As you can probably tell, they’re pretty well maintained and some are even lived in. Although I suppose if you’re a resident you’d have to tolerate tourists like me taking snapshots of (potentially) your washing.
Given that Hill End was home to 8,000 people at its height, there are quite a few buildings of note. They are a good representation of 19th Century Australian country architecture. Many are no longer in use, and the two that are, are predictably, the pub…
And the general store/cafe.
They both seem to do a good trade catering to the needs of the locals and visitors.
Around the village was a full complement of traditional churches that seemed to still be in operation as well.
But there were also a lot of buildings that seemed to have been commercial premises at some stage of their lives but are now either empty or used for residential purposes. I wonder what they were all used for?
At the end of 2021, after nearly 2 years of Covid-19, we took a car holiday in NSW. Not wanting to travel too far from our home in Sydney, in case the state borders, or the city borders, locked down once again (as it had done multiple times in the preceding months), we set our sights rather close to home to Central NSW. It’s a region that we were familiar with, having visited different places at various times, however there was still plenty of pockets left to explore.

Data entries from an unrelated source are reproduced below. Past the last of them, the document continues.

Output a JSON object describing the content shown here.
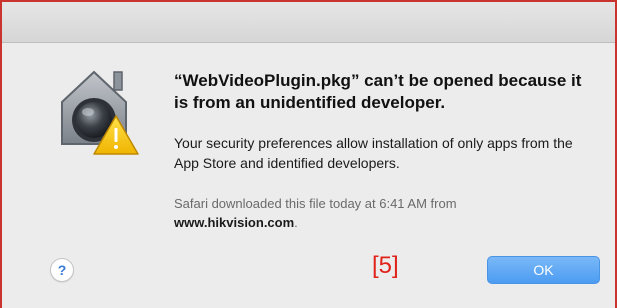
{
  "dialog": {
    "icon": "gatekeeper-warning-icon",
    "title": "“WebVideoPlugin.pkg” can’t be opened because it is from an unidentified developer.",
    "message": "Your security preferences allow installation of only apps from the App Store and identified developers.",
    "source_text": "Safari downloaded this file today at 6:41 AM from",
    "source_url": "www.hikvision.com",
    "source_suffix": ".",
    "help_label": "?",
    "ok_label": "OK"
  },
  "annotation": {
    "label": "[5]"
  },
  "colors": {
    "accent": "#4c9cf2",
    "annotation": "#e0241b",
    "warning": "#f5c400"
  }
}
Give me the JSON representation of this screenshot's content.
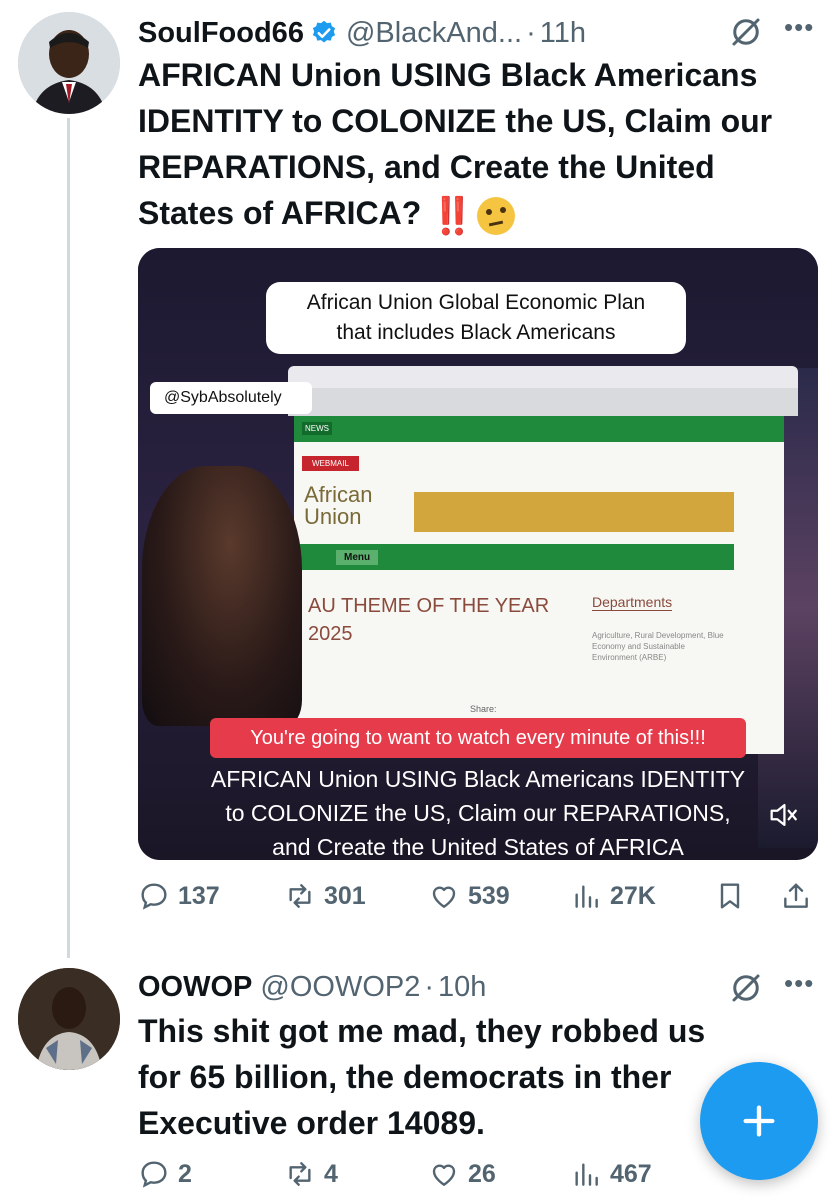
{
  "tweets": [
    {
      "display_name": "SoulFood66",
      "handle": "@BlackAnd...",
      "separator": "·",
      "time": "11h",
      "text_lines": [
        "AFRICAN Union USING Black Americans",
        "IDENTITY to COLONIZE the US, Claim our",
        "REPARATIONS, and Create the United",
        "States of AFRICA?"
      ],
      "emoji": [
        "‼️",
        "🤔"
      ],
      "media": {
        "plan_box_lines": [
          "African Union Global Economic Plan",
          "that includes Black Americans"
        ],
        "tag_handle": "@SybAbsolutely",
        "site_news": "NEWS",
        "site_webmail": "WEBMAIL",
        "site_logo_lines": [
          "African",
          "Union"
        ],
        "site_menu": "Menu",
        "au_theme_lines": [
          "AU THEME OF THE YEAR",
          "2025"
        ],
        "departments": "Departments",
        "dept_desc": "Agriculture, Rural Development, Blue Economy and Sustainable Environment (ARBE)",
        "share": "Share:",
        "red_banner": "You're going to want to watch every minute of this!!!",
        "caption_lines": [
          "AFRICAN Union USING Black Americans IDENTITY",
          "to COLONIZE the US, Claim our REPARATIONS,",
          "and Create the United States of AFRICA"
        ]
      },
      "actions": {
        "replies": "137",
        "reposts": "301",
        "likes": "539",
        "views": "27K"
      }
    },
    {
      "display_name": "OOWOP",
      "handle": "@OOWOP2",
      "separator": "·",
      "time": "10h",
      "text_lines": [
        "This shit got me mad, they robbed us",
        "for 65 billion, the democrats in ther",
        "Executive order 14089."
      ],
      "actions": {
        "replies": "2",
        "reposts": "4",
        "likes": "26",
        "views": "467"
      }
    }
  ],
  "icons": {
    "verified": "verified-badge-icon",
    "grok": "grok-icon",
    "more": "more-icon",
    "reply": "reply-icon",
    "repost": "repost-icon",
    "like": "like-icon",
    "views": "views-icon",
    "bookmark": "bookmark-icon",
    "share": "share-icon",
    "compose": "compose-plus-icon",
    "mute": "mute-icon"
  },
  "colors": {
    "accent": "#1d9bf0",
    "text": "#0f1419",
    "secondary": "#536471",
    "thread_line": "#cfd9de"
  }
}
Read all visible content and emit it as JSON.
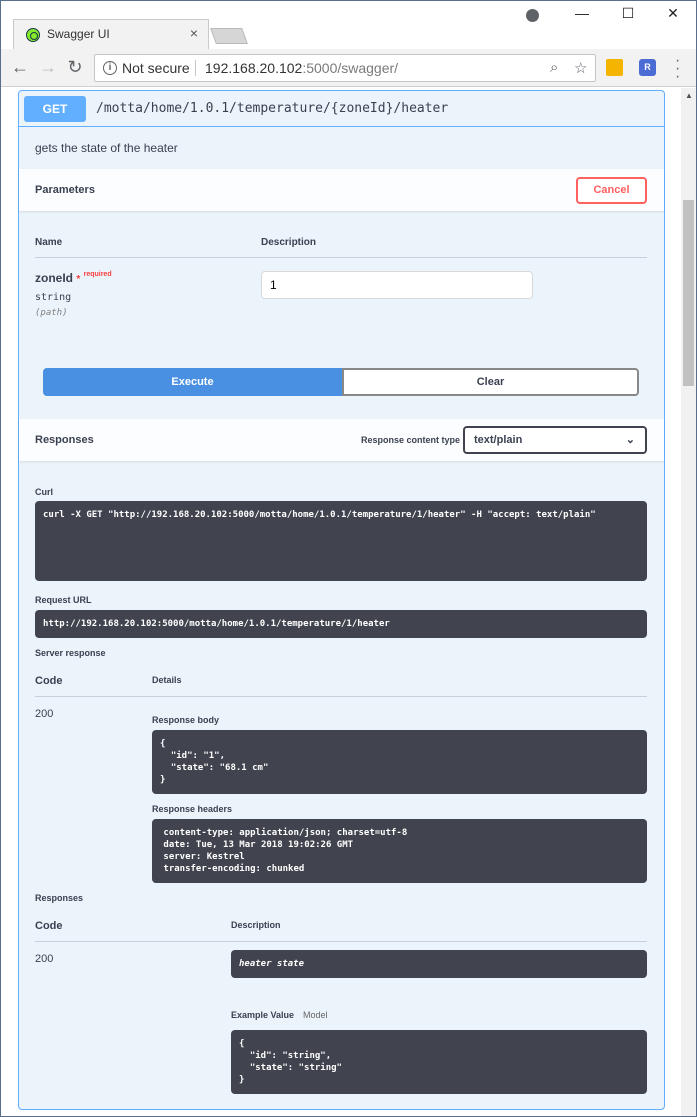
{
  "browser": {
    "tab_title": "Swagger UI",
    "tab_close": "×",
    "url_security": "Not secure",
    "url_host": "192.168.20.102",
    "url_rest": ":5000/swagger/",
    "win_minimize": "—",
    "win_maximize": "☐",
    "win_close": "✕",
    "ext_r_label": "R"
  },
  "operation": {
    "method": "GET",
    "path": "/motta/home/1.0.1/temperature/{zoneId}/heater",
    "description": "gets the state of the heater"
  },
  "parameters": {
    "title": "Parameters",
    "cancel_label": "Cancel",
    "col_name": "Name",
    "col_description": "Description",
    "param": {
      "name": "zoneId",
      "required_star": "*",
      "required_label": "required",
      "type": "string",
      "in": "(path)",
      "value": "1"
    },
    "execute_label": "Execute",
    "clear_label": "Clear"
  },
  "responses_header": {
    "title": "Responses",
    "content_type_label": "Response content type",
    "content_type_value": "text/plain"
  },
  "live": {
    "curl_title": "Curl",
    "curl_command": "curl -X GET \"http://192.168.20.102:5000/motta/home/1.0.1/temperature/1/heater\" -H \"accept: text/plain\"",
    "request_url_title": "Request URL",
    "request_url": "http://192.168.20.102:5000/motta/home/1.0.1/temperature/1/heater",
    "server_response_title": "Server response",
    "col_code": "Code",
    "col_details": "Details",
    "code": "200",
    "response_body_title": "Response body",
    "response_body": "{\n  \"id\": \"1\",\n  \"state\": \"68.1 cm\"\n}",
    "response_headers_title": "Response headers",
    "response_headers": " content-type: application/json; charset=utf-8\n date: Tue, 13 Mar 2018 19:02:26 GMT\n server: Kestrel\n transfer-encoding: chunked"
  },
  "documented": {
    "title": "Responses",
    "col_code": "Code",
    "col_description": "Description",
    "code": "200",
    "description": "heater state",
    "example_value_tab": "Example Value",
    "model_tab": "Model",
    "example": "{\n  \"id\": \"string\",\n  \"state\": \"string\"\n}"
  },
  "colors": {
    "get_accent": "#61affe",
    "execute": "#4990e2",
    "cancel": "#ff6060",
    "code_bg": "#41444e"
  }
}
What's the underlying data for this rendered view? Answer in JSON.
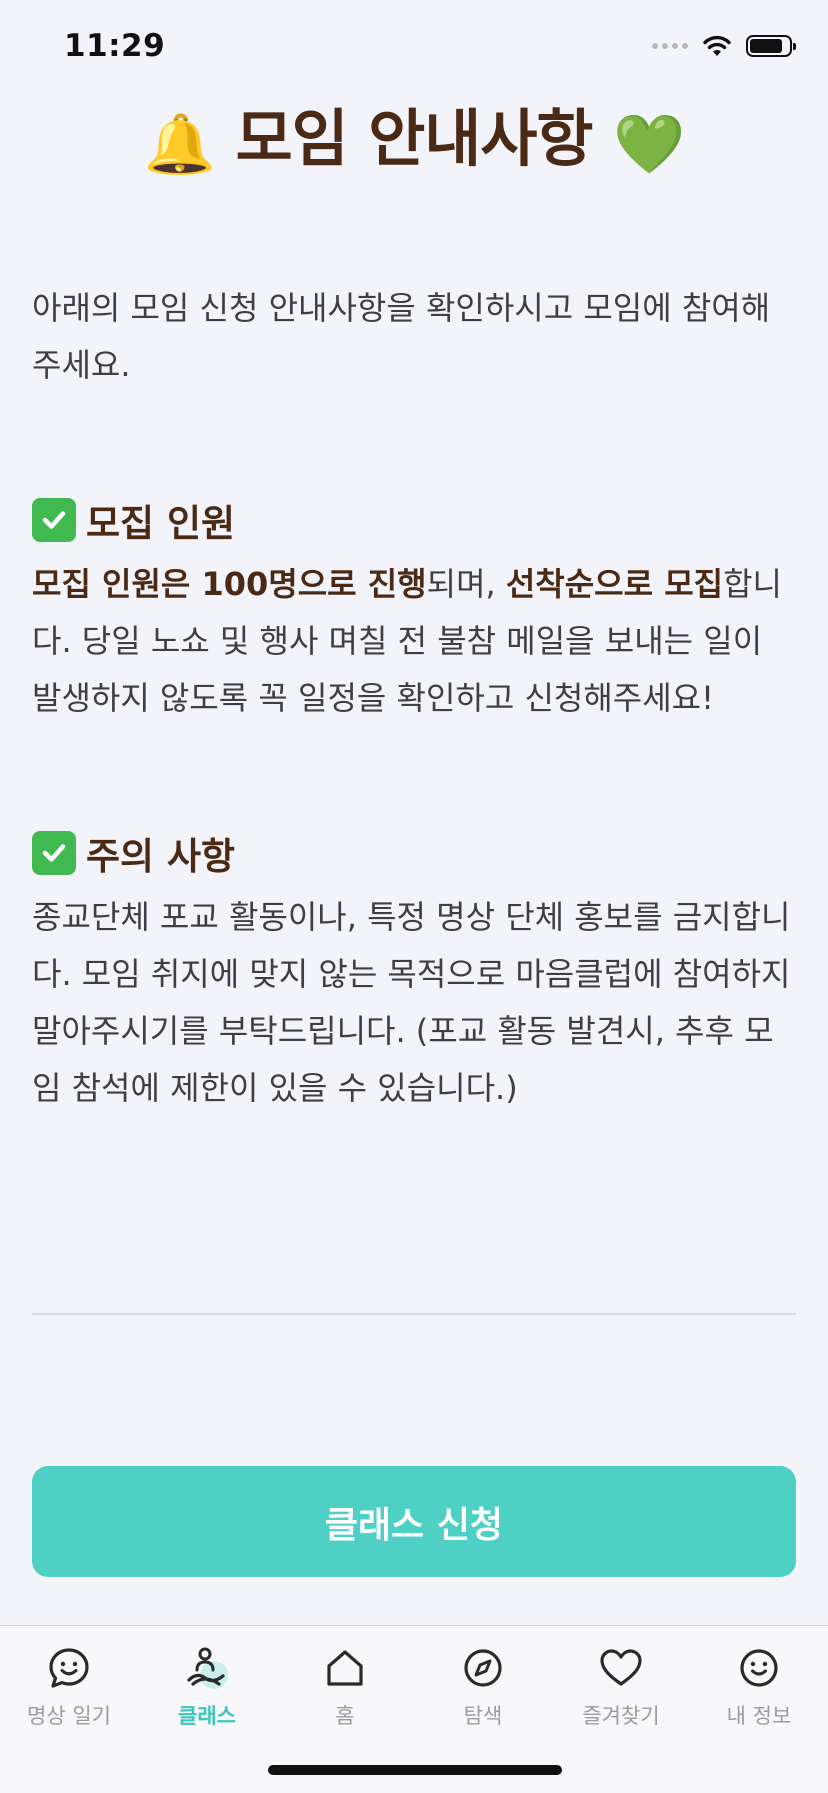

Our first stop was the historical village of Hill End. This is a former gold rush town, which hit the area during the 1850s and inflated its local population to 8,000. When the easy gold (originally alluvial, found in local water-ways) ran dry, the population declined. By 1945, the population was 700. In 2016, it was 80. I’m not really sure of the population post-Covid as at 2023. I would think there might be a few people who would want to move to such an historic and scenic spot.
This is the northern approach to the town. It’s not the most accessible town in the Central West, accessible by sealed but quiet and twisting, country roads from either Bathurst or Mudgee. But once you’re there you can visit a heritage town. A shout out to the brave people north of Hill End, who valiantly fought a bushfire a fortnight ago. The fire thankfully did not reach the village.